2) I can take it. If you want to yell at me, tell me my food is shit, say I’m doing a terrible job, that’s fine. I can take it.
3) Danish weather is never actually warm. Ever.
4) When you are plating food, don’t lean in too close, because you’ll knock heads with the person on the other side of the pass, leaning in to do the same.
5) In an open kitchen, you have to always seem busy, even if you’re not. It’s very weird for a guest to look into a kitchen and see a chef just standing around.
6) There is always something to be done. So, you don’t have to just look busy, you can pick elderberry capers, or lemon thyme, or pickled elderflower. You can always be productive.
7) I can work very long hours on very little sleep, day, after day, after day.
8) Riding a bike in the rain to work isn’t always as bad as it sounds.
9) I know how to call people a lot of nasty things in a lot of languages, now.
10) I understand fermentation just a little more than I used to. And I understand that fermentation is a massive subject, of which I’ll never fully get to the bottom.
11) Making new friends is hard, but rewarding.

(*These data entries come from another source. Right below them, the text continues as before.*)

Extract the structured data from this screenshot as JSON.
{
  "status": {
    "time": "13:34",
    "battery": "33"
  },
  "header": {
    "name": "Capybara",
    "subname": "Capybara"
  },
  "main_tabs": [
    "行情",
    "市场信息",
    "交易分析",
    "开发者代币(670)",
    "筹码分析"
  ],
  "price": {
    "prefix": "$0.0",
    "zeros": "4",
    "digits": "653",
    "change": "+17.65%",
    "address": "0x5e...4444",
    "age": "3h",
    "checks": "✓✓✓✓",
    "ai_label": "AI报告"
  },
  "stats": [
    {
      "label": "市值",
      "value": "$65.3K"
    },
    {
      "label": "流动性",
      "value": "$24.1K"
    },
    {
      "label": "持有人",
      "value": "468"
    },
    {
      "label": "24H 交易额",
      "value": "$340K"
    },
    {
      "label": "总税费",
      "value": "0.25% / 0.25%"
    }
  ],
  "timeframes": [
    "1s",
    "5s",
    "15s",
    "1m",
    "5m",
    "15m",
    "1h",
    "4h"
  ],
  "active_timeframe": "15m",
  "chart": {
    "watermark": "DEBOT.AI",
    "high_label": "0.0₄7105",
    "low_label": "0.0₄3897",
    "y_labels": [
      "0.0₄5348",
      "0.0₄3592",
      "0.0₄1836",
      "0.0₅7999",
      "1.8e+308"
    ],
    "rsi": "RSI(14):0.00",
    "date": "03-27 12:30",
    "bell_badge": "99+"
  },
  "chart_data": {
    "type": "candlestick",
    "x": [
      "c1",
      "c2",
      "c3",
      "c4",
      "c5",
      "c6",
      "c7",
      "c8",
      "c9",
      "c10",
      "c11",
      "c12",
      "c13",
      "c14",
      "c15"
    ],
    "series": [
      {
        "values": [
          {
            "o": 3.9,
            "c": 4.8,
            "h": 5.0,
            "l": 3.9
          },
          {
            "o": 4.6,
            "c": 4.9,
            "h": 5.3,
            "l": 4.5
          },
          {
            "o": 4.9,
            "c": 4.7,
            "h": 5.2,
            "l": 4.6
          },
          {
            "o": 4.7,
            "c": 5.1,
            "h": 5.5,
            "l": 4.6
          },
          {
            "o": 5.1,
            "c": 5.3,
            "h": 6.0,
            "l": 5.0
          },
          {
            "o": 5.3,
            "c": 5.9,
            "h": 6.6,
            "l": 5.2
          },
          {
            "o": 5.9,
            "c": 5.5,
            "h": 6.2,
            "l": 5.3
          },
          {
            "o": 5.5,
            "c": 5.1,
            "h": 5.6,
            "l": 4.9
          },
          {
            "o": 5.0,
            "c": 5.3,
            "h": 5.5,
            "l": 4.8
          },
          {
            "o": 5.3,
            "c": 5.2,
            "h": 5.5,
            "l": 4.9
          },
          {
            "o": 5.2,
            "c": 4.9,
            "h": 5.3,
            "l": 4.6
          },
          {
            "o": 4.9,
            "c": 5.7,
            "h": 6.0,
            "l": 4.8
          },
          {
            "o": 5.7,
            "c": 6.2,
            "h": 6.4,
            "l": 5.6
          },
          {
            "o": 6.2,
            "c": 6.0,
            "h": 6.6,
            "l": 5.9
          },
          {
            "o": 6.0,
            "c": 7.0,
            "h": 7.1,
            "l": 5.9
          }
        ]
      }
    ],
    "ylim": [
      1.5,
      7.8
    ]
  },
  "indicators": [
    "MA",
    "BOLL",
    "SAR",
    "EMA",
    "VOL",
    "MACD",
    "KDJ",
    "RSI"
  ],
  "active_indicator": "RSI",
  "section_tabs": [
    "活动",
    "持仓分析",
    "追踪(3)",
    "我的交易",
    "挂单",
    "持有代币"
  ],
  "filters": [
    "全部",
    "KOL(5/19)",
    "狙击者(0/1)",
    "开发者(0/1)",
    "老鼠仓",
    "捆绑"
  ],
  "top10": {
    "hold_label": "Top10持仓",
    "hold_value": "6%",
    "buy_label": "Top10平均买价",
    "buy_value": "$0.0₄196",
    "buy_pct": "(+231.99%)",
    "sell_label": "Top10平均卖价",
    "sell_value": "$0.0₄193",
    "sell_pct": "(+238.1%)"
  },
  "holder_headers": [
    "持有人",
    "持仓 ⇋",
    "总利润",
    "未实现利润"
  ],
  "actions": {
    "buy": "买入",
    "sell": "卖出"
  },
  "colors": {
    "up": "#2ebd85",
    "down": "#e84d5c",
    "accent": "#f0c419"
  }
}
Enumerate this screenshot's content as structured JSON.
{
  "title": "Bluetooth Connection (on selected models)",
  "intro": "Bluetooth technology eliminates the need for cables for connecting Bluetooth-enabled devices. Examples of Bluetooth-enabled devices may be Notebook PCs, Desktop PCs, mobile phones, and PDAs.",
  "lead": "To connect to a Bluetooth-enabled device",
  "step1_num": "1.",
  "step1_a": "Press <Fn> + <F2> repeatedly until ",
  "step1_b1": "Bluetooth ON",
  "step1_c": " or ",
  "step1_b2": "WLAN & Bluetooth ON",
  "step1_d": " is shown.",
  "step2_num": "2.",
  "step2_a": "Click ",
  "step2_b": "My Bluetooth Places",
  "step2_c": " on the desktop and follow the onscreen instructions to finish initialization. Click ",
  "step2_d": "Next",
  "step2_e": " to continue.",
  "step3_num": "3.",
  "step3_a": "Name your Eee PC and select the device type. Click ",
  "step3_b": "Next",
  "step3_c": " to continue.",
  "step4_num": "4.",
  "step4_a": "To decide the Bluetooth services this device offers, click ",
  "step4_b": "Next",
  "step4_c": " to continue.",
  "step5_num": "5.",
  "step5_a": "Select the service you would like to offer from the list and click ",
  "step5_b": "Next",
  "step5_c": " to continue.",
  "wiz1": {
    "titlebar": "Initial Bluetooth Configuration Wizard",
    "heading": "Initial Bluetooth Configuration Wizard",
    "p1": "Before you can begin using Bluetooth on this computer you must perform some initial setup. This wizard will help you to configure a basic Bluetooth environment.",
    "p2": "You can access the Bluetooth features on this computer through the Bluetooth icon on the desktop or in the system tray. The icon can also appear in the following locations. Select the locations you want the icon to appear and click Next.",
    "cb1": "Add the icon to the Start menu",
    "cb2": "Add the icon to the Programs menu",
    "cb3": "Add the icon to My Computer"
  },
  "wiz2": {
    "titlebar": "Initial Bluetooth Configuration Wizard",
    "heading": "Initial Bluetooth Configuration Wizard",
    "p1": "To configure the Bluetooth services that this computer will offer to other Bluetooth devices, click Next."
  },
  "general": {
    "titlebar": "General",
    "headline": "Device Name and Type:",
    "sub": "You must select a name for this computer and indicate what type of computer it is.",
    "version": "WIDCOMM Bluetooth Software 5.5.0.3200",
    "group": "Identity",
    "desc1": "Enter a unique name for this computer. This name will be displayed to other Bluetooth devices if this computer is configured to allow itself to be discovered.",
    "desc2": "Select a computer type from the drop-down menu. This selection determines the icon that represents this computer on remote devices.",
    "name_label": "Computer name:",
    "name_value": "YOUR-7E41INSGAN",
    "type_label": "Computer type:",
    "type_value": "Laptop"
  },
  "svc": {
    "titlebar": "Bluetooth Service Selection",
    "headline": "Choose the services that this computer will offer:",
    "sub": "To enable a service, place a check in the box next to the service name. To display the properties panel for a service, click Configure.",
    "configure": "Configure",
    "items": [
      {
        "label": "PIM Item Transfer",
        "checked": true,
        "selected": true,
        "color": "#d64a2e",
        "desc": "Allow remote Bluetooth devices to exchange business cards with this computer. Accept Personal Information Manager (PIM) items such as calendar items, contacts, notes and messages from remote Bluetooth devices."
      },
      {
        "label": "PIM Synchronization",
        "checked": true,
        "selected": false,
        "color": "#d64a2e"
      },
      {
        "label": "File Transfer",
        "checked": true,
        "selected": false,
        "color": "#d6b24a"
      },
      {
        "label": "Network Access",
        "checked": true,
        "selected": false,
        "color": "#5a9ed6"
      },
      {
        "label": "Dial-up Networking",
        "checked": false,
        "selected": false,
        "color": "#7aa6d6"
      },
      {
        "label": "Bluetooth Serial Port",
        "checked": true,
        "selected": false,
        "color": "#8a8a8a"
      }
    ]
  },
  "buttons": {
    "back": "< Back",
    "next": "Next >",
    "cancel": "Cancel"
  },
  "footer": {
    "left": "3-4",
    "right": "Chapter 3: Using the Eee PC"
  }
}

12) Being vulnerable is hard, but rewarding.
13) Between 42-46 degrees is the perfect biking weather.
14) When you’re on your bike, the wind is always blowing the wrong way.
15) I really, really don’t like techno music.
16) Writing is a very effective way of processing your thoughts.
17) Doing long, mind-numbing tasks, like picking case after case of watercress, every day, is actually the perfect way to open your mind up to creative thoughts.
18) I’ve learned to sit with my emotions. If I feel happy, I’ve learned to be happy. If I’m sad, I’ve learned to just be sad, and know it won’t last forever.
19) I’ve learned that not everyone will understand your food or your vision, but that’s okay.
20) I don’t like running into other Americans while I’m abroad.
21) I’ve become a better teacher than I knew I could be.
22) I’ve learned I can be pushed far, far beyond what is comfortable or “possible.”
23) I’ve learned how hard you can push people.
24) I’ve learned how to not treat people.
25) I’ve learned how important it is to be truly grateful for the people who work hard to make a dream a reality.
26) I’ve learned that, when you push people as hard as you can, you take them to the edge. Some people will go over the edge and will break. Others will fight to stay right on the edge, and right there, on the edge, on the brink of ripping off your clothes and running naked and crazy through the streets, that’s where you learn the most.
I’ll be in Europe for a few more weeks, working, eating, drinking, fermenting, and spending time with my family. I’m looking forward to having a few weeks that might be a bit less demanding.